Your reps will lessen as you go as well.

As an example, if you’re doing 3×5 back squat at 85%, you might take weight jumps like:

1×10 Bar
35-40% x5
50-55% x3
60-65% x2
70-75% x1
80% x1
85% 3×5

I gave a range because there is no need to do odd weights such as 138lbs just round to the nearest 5 or 10. For a lift like the snatch you may need to round down depending on your max load.
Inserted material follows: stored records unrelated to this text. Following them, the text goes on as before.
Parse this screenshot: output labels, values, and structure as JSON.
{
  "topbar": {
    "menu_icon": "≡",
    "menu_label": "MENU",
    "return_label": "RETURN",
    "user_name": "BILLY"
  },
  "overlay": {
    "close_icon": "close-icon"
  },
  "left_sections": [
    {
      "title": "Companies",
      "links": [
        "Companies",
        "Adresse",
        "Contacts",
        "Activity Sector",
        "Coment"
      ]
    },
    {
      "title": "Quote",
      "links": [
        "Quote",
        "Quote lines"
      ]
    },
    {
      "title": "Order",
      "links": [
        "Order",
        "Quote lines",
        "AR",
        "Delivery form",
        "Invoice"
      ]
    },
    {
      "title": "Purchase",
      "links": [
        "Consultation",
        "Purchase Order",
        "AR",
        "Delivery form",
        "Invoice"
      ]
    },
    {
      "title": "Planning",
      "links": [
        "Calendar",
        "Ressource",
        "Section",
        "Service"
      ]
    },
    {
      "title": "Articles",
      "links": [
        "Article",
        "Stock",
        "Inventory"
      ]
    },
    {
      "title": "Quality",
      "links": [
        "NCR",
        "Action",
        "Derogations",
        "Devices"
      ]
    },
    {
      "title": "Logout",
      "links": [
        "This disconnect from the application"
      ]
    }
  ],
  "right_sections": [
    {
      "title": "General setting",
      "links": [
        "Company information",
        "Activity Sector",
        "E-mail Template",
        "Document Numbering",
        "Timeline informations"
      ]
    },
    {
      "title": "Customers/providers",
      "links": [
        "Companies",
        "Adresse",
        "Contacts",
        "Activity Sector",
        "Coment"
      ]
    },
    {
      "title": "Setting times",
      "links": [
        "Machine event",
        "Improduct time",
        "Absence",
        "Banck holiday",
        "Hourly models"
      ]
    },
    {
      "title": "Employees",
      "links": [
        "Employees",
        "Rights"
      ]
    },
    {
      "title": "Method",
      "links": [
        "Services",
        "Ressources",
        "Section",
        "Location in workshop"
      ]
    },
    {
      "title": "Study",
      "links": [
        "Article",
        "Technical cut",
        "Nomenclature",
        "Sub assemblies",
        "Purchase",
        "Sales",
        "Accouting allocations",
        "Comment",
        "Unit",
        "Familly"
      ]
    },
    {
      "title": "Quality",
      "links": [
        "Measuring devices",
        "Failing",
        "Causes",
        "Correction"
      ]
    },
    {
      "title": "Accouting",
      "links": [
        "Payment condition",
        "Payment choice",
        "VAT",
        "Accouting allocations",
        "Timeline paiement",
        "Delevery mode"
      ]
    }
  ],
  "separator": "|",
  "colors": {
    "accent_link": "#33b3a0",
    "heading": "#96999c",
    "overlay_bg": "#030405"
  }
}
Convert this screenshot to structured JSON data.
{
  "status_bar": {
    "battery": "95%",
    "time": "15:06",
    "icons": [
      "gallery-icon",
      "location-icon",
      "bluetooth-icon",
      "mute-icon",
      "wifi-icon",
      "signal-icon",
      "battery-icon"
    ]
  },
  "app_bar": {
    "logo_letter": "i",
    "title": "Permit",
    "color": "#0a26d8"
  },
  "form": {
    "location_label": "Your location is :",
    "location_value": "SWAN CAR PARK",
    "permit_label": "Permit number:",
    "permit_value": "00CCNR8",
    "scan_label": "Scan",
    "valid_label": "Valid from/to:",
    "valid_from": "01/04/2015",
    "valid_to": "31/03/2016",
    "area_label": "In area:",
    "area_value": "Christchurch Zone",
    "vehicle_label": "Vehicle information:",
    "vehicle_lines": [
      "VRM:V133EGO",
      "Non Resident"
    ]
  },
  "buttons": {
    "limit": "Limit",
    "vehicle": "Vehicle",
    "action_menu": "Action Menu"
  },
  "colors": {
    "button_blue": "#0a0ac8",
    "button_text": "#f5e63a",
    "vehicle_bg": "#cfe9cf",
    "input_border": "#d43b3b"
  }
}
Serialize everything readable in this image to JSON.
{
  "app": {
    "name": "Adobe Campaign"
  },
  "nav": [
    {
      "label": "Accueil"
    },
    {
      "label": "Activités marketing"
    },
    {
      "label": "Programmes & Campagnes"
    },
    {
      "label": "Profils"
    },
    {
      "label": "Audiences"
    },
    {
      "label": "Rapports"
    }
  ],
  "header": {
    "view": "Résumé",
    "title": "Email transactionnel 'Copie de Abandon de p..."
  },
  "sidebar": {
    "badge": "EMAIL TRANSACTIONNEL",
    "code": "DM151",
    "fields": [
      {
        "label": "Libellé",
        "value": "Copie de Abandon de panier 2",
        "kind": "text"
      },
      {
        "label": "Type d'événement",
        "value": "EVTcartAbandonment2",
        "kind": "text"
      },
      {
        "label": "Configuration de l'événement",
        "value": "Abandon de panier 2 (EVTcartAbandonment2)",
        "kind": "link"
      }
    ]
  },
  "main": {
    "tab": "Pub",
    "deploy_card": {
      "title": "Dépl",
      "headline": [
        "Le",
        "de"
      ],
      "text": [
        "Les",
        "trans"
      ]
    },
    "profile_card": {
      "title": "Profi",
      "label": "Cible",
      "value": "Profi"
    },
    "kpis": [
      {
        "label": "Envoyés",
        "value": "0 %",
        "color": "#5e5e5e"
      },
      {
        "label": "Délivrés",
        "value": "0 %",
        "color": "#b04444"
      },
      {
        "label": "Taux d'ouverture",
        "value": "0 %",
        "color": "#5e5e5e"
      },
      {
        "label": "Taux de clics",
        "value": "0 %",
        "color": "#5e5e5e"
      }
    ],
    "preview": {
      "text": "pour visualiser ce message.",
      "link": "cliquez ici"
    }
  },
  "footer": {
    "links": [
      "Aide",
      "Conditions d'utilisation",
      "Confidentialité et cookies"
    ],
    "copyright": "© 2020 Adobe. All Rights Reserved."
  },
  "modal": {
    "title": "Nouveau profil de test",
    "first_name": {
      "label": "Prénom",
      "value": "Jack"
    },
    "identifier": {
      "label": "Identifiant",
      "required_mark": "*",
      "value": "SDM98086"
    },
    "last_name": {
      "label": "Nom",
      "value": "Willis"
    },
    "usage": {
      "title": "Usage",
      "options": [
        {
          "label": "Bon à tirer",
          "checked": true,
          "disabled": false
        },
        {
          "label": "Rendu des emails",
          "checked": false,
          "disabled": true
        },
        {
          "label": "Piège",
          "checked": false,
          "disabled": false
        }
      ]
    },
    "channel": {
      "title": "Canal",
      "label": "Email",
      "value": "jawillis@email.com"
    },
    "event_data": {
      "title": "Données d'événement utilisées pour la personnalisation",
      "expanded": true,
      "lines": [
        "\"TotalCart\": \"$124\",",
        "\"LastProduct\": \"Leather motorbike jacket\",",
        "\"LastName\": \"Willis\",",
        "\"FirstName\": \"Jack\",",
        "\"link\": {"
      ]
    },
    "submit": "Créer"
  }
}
Max Snatch, Clean or Jerk Single

If your are in a competition you want to get to your 1st competition set with as little sets as possible to avoid fatigue

Again drills with the empty bar to warm-up up and practice fundamentals. An example would be something like 5 reps each of:
• Snatch high-pull
• Muscle snatch
• Snatch press
• Snatch Balance
• Overhead squat

Your warm up should focus on problem areas within your lift and consist of light weight to warm you up and not ware your out.
It is a mistake to warm up too quickly.

Bar Series
35% x 2 x 3
48% x 2
62% x 1
76% x 1
83% x 1
90% x 1
94% x 1
97% x 1

When working to a rep max, for example max weight at a set of 5, to minimize fatigue you can do less reps in your warm-up. For example 1-2 sets of 5, then sets of 3 and 2 until getting to your 5 rep weight. It is important to know when to start doing the full set of 5 reps It is hard not to start too soon and it is hard to wait too long and over shoot your max weight for a set of 5.